”女になる”~「プリティ・ウーマン」
男と女。
この関係は有史以来、ずっと問われ続けていた問題なのだろう。
ことさらに平等を訴えるより、お互いに異なる部分や魅力を尊重していく方がよりスムーズで、何より楽しいのではないだろうか。
今回は、1990年公開の「プリティ・ウーマン」
昔からこの映画の存在は知っていたものの、あまりの定番作品ということで見過ごしていた。観てみると安定の展開。もちろんいい意味で。主人公の仕事が企業買収会社の社長という設定は、1990年といえどまだ80年代の残滓も感じられるところか。
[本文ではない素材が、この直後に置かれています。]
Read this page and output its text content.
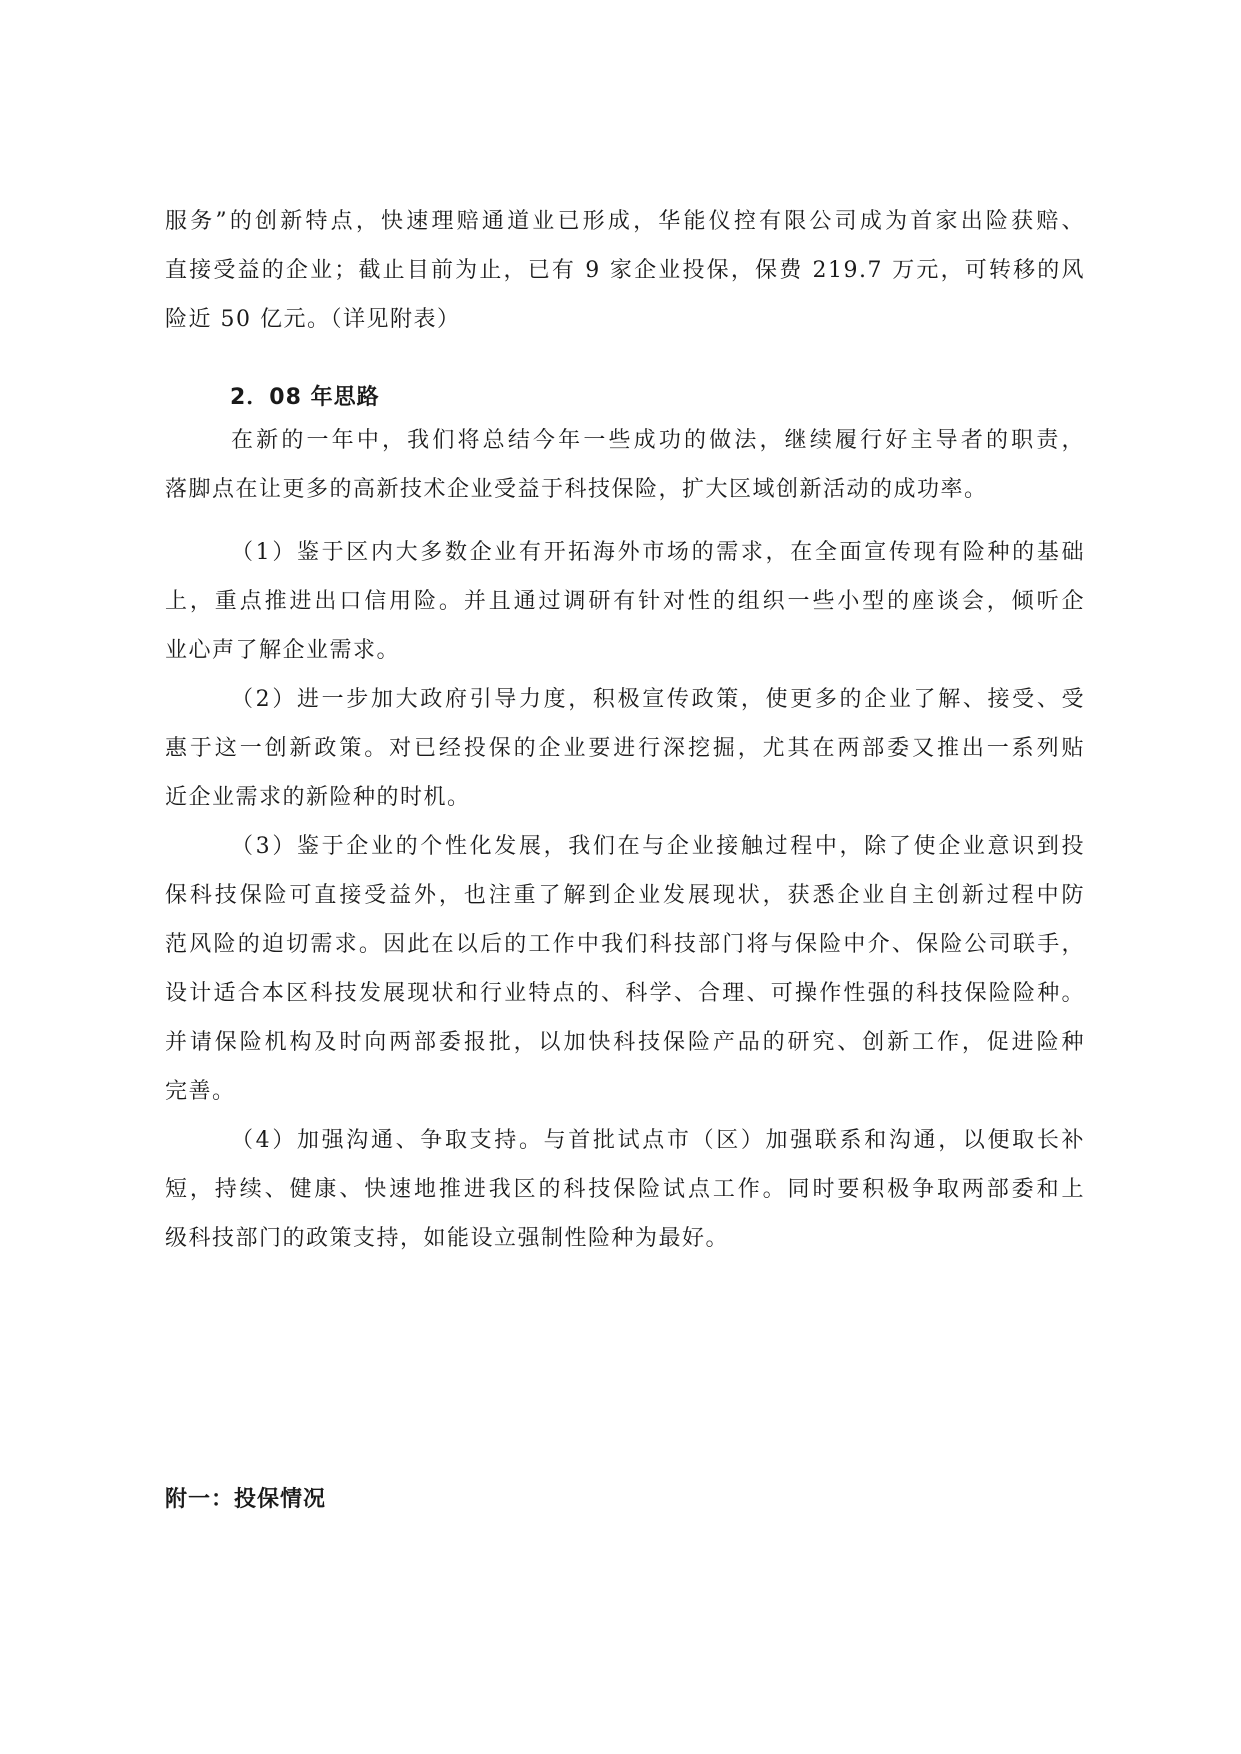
服务”的创新特点，快速理赔通道业已形成，华能仪控有限公司成为首家出险获赔、
直接受益的企业；截止目前为止，已有 9 家企业投保，保费 219.7 万元，可转移的风
险近 50 亿元。（详见附表）
2．08 年思路
在新的一年中，我们将总结今年一些成功的做法，继续履行好主导者的职责，
落脚点在让更多的高新技术企业受益于科技保险，扩大区域创新活动的成功率。
（1）鉴于区内大多数企业有开拓海外市场的需求，在全面宣传现有险种的基础
上，重点推进出口信用险。并且通过调研有针对性的组织一些小型的座谈会，倾听企
业心声了解企业需求。
（2）进一步加大政府引导力度，积极宣传政策，使更多的企业了解、接受、受
惠于这一创新政策。对已经投保的企业要进行深挖掘，尤其在两部委又推出一系列贴
近企业需求的新险种的时机。
（3）鉴于企业的个性化发展，我们在与企业接触过程中，除了使企业意识到投
保科技保险可直接受益外，也注重了解到企业发展现状，获悉企业自主创新过程中防
范风险的迫切需求。因此在以后的工作中我们科技部门将与保险中介、保险公司联手，
设计适合本区科技发展现状和行业特点的、科学、合理、可操作性强的科技保险险种。
并请保险机构及时向两部委报批，以加快科技保险产品的研究、创新工作，促进险种
完善。
（4）加强沟通、争取支持。与首批试点市（区）加强联系和沟通，以便取长补
短，持续、健康、快速地推进我区的科技保险试点工作。同时要积极争取两部委和上
级科技部门的政策支持，如能设立强制性险种为最好。
附一：投保情况
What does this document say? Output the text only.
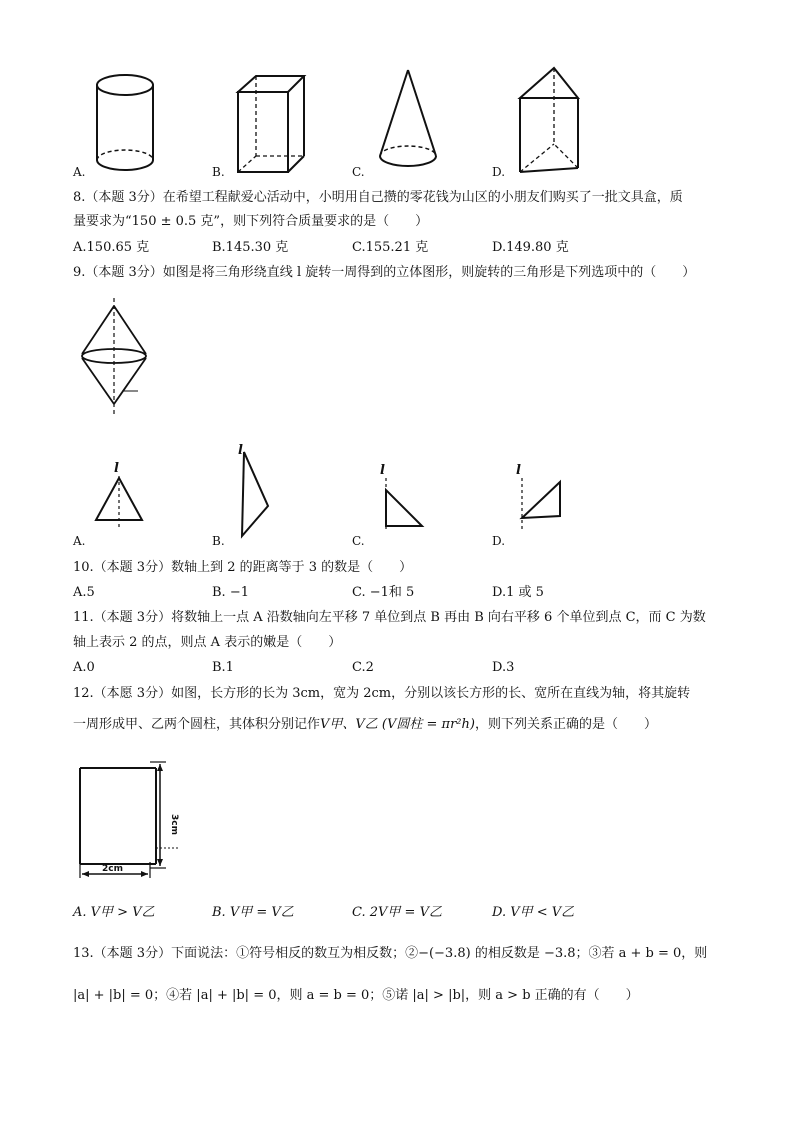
A.	B.	C.	D.
8.（本题 3分）在希望工程献爱心活动中，小明用自己攒的零花钱为山区的小朋友们购买了一批文具盒，质
量要求为“150 ± 0.5 克”，则下列符合质量要求的是（　　）
A.150.65 克	B.145.30 克	C.155.21 克	D.149.80 克
9.（本题 3分）如图是将三角形绕直线 l 旋转一周得到的立体图形，则旋转的三角形是下列选项中的（　　）
l
l
l	l
A.	B.	C.	D.
10.（本题 3分）数轴上到 2 的距离等于 3 的数是（　　）
A.5	B. −1	C. −1和 5	D.1 或 5
11.（本题 3分）将数轴上一点 A 沿数轴向左平移 7 单位到点 B 再由 B 向右平移 6 个单位到点 C，而 C 为数
轴上表示 2 的点，则点 A 表示的嫩是（　　）
A.0	B.1	C.2	D.3
12.（本愿 3分）如图，长方形的长为 3cm，宽为 2cm，分别以该长方形的长、宽所在直线为轴，将其旋转
一周形成甲、乙两个圆柱，其体积分别记作V甲、V乙 (V圆柱 = πr²h)，则下列关系正确的是（　　）
3cm
2cm
A. V甲 > V乙	B. V甲 = V乙	C. 2V甲 = V乙	D. V甲 < V乙
13.（本题 3分）下面说法：①符号相反的数互为相反数；②−(−3.8) 的相反数是 −3.8；③若 a + b = 0，则
|a| + |b| = 0；④若 |a| + |b| = 0，则 a = b = 0；⑤诺 |a| > |b|，则 a > b 正确的有（　　）
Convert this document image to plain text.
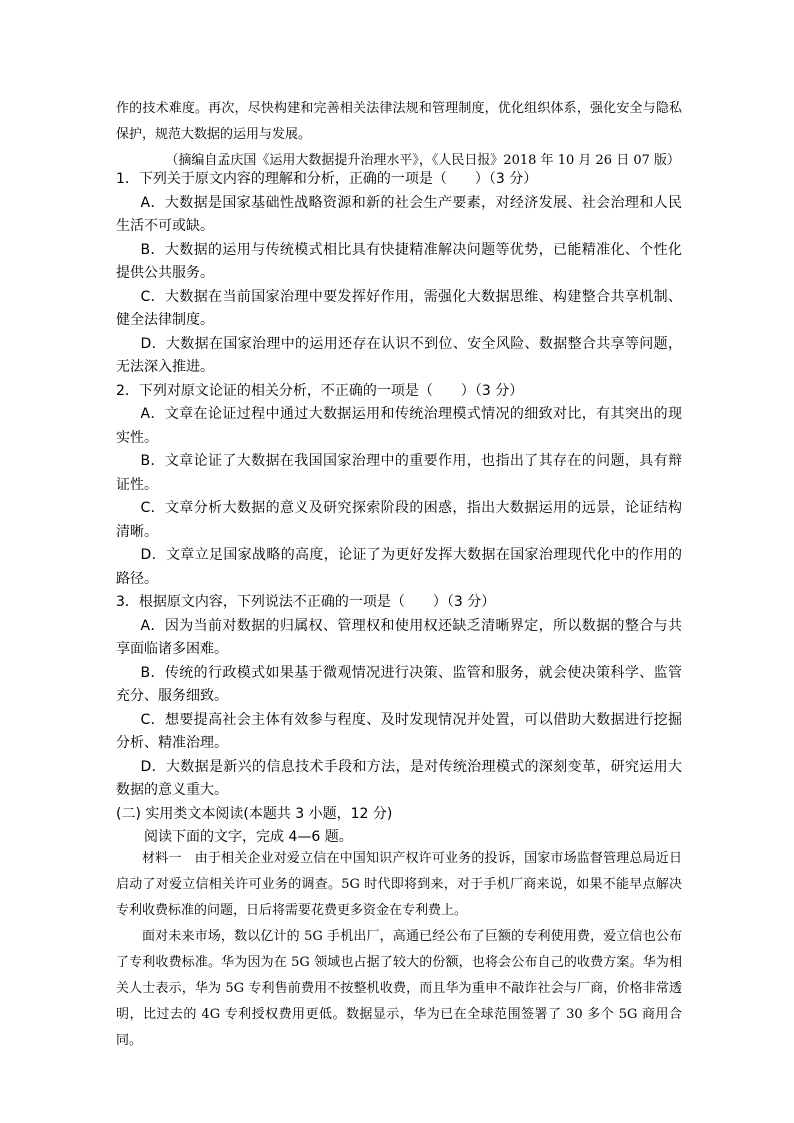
作的技术难度。再次，尽快构建和完善相关法律法规和管理制度，优化组织体系，强化安全与隐私保护，规范大数据的运用与发展。

（摘编自孟庆国《运用大数据提升治理水平》，《人民日报》2018 年 10 月 26 日 07 版）

1．下列关于原文内容的理解和分析，正确的一项是（　　）（3 分）

A．大数据是国家基础性战略资源和新的社会生产要素，对经济发展、社会治理和人民生活不可或缺。

B．大数据的运用与传统模式相比具有快捷精准解决问题等优势，已能精准化、个性化提供公共服务。

C．大数据在当前国家治理中要发挥好作用，需强化大数据思维、构建整合共享机制、健全法律制度。

D．大数据在国家治理中的运用还存在认识不到位、安全风险、数据整合共享等问题，无法深入推进。

2．下列对原文论证的相关分析，不正确的一项是（　　）（3 分）

A．文章在论证过程中通过大数据运用和传统治理模式情况的细致对比，有其突出的现实性。

B．文章论证了大数据在我国国家治理中的重要作用，也指出了其存在的问题，具有辩证性。

C．文章分析大数据的意义及研究探索阶段的困惑，指出大数据运用的远景，论证结构清晰。

D．文章立足国家战略的高度，论证了为更好发挥大数据在国家治理现代化中的作用的路径。

3．根据原文内容，下列说法不正确的一项是（　　）（3 分）

A．因为当前对数据的归属权、管理权和使用权还缺乏清晰界定，所以数据的整合与共享面临诸多困难。

B．传统的行政模式如果基于微观情况进行决策、监管和服务，就会使决策科学、监管充分、服务细致。

C．想要提高社会主体有效参与程度、及时发现情况并处置，可以借助大数据进行挖掘分析、精准治理。

D．大数据是新兴的信息技术手段和方法，是对传统治理模式的深刻变革，研究运用大数据的意义重大。

(二) 实用类文本阅读(本题共 3 小题，12 分)

阅读下面的文字，完成 4—6 题。

材料一　由于相关企业对爱立信在中国知识产权许可业务的投诉，国家市场监督管理总局近日启动了对爱立信相关许可业务的调查。5G 时代即将到来，对于手机厂商来说，如果不能早点解决专利收费标准的问题，日后将需要花费更多资金在专利费上。

面对未来市场，数以亿计的 5G 手机出厂，高通已经公布了巨额的专利使用费，爱立信也公布了专利收费标准。华为因为在 5G 领域也占据了较大的份额，也将会公布自己的收费方案。华为相关人士表示，华为 5G 专利售前费用不按整机收费，而且华为重申不敲诈社会与厂商，价格非常透明，比过去的 4G 专利授权费用更低。数据显示，华为已在全球范围签署了 30 多个 5G 商用合同。
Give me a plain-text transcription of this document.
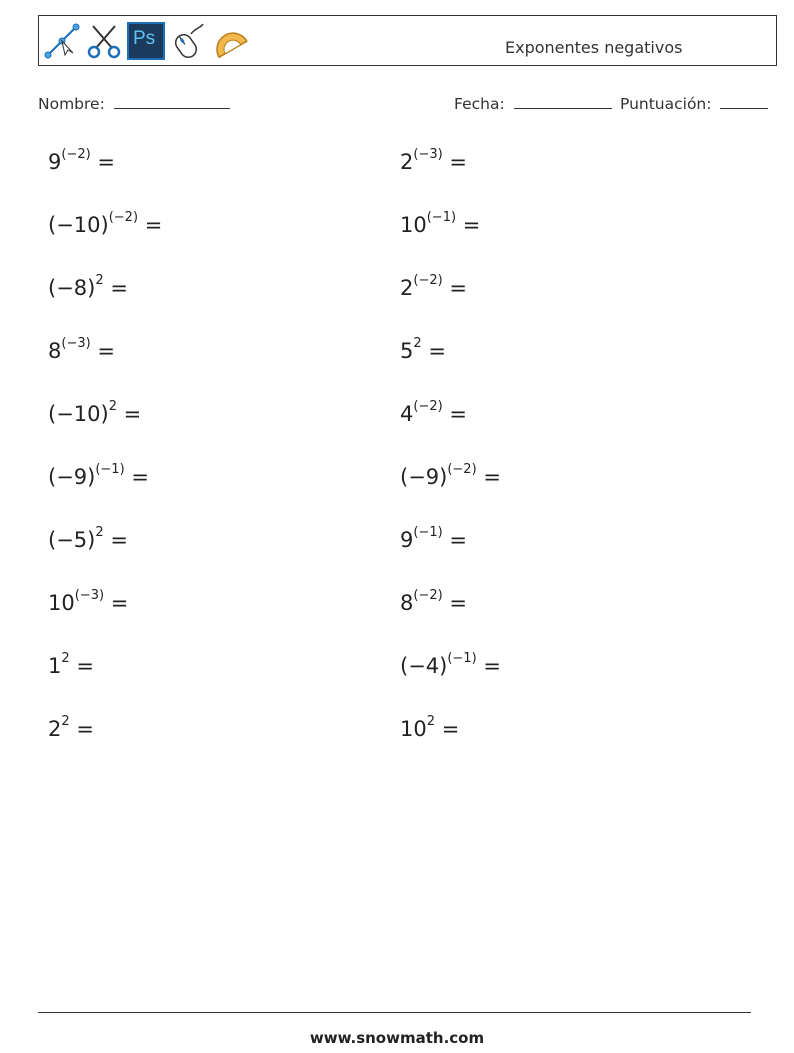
Ps	Exponentes negativos
Nombre:	Fecha:	Puntuación:
$9^{(-2)}$ =	$2^{(-3)}$ =
$(-10)^{(-2)}$ =	$10^{(-1)}$ =
$(-8)^2$ =	$2^{(-2)}$ =
$8^{(-3)}$ =	$5^2$ =
$(-10)^2$ =	$4^{(-2)}$ =
$(-9)^{(-1)}$ =	$(-9)^{(-2)}$ =
$(-5)^2$ =	$9^{(-1)}$ =
$10^{(-3)}$ =	$8^{(-2)}$ =
$1^2$ =	$(-4)^{(-1)}$ =
$2^2$ =	$10^2$ =
www.snowmath.com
似たようなお仕事モノ映画はこの時代毎年のように作られていた気がする。
ただ、最後まで気になったのは、主役二人のこと。スタイリッシュなのはいいが、、ある意味でミスキャストでは?とも思ってしまう。
まずリチャード・ギアは、その相貌からして優しい。ばりばりの企業買収とかコールガールとともに過ごすというイメージからはかけ離れてはいないか。
そしてジュリア・ロバーツ。この人の実際は知らないが、その顔立ちや佇まいはとても品がある。コールガールには見えない。このストーリーのポイントの一つは、コールガールがだんだんと洗練されていく過程にあるのだろうが、もう一足飛びに麗しきレディにまで突き抜けてしまっている。まあ、それはそれで絵になるのだけれども。
ところでこの作品には元ネタがある。
オードリー・ヘップバーンの「マイ・フェア・レディ」?ーさらにその元。
戯曲の「ピグマリオン」?ーもっと昔。
それはこの絵のモチーフともなっているギリシャ神話である。
ジャン=レオン・ジェローム「ピグマリオンとガラテア」(1890)
彫刻師のピグマリオンは美しい女性の像を作り愛するようになっていた。愛の女神アフロディテはその像に命を与え人間に変えてしまう。ガラテアと名付けられたその女性とピグマリオンは仲睦まじく暮らしたとさ。
現代風にいえば、オタクが愛玩していたフィギュアと結婚するという話である。男性が女性を”作り”、”仕立てて”いくというストーリーがここから来ている。
どうだろうか。現代の感覚からすると、ちょっと受け入れがたい点もあるのではないだろうか。しかし、少し見せ方を変えれば先の映画のとおりなのだ。
女に生まれるのではない、女になるのだ。
かつてボーヴォワールはこのように述べたが、それは数千年も変わらぬ実相に対する苛立ちなのか、もしくは諦観なのか。
それにしてもこの映画のように、お下劣なセリフやシーンがふんだんに出てきても作品全体はクールで一定の品性を保てるという芸当は、日本ではまずムリである。この違いはどこにあるのだろうと、いつも思ってしまう。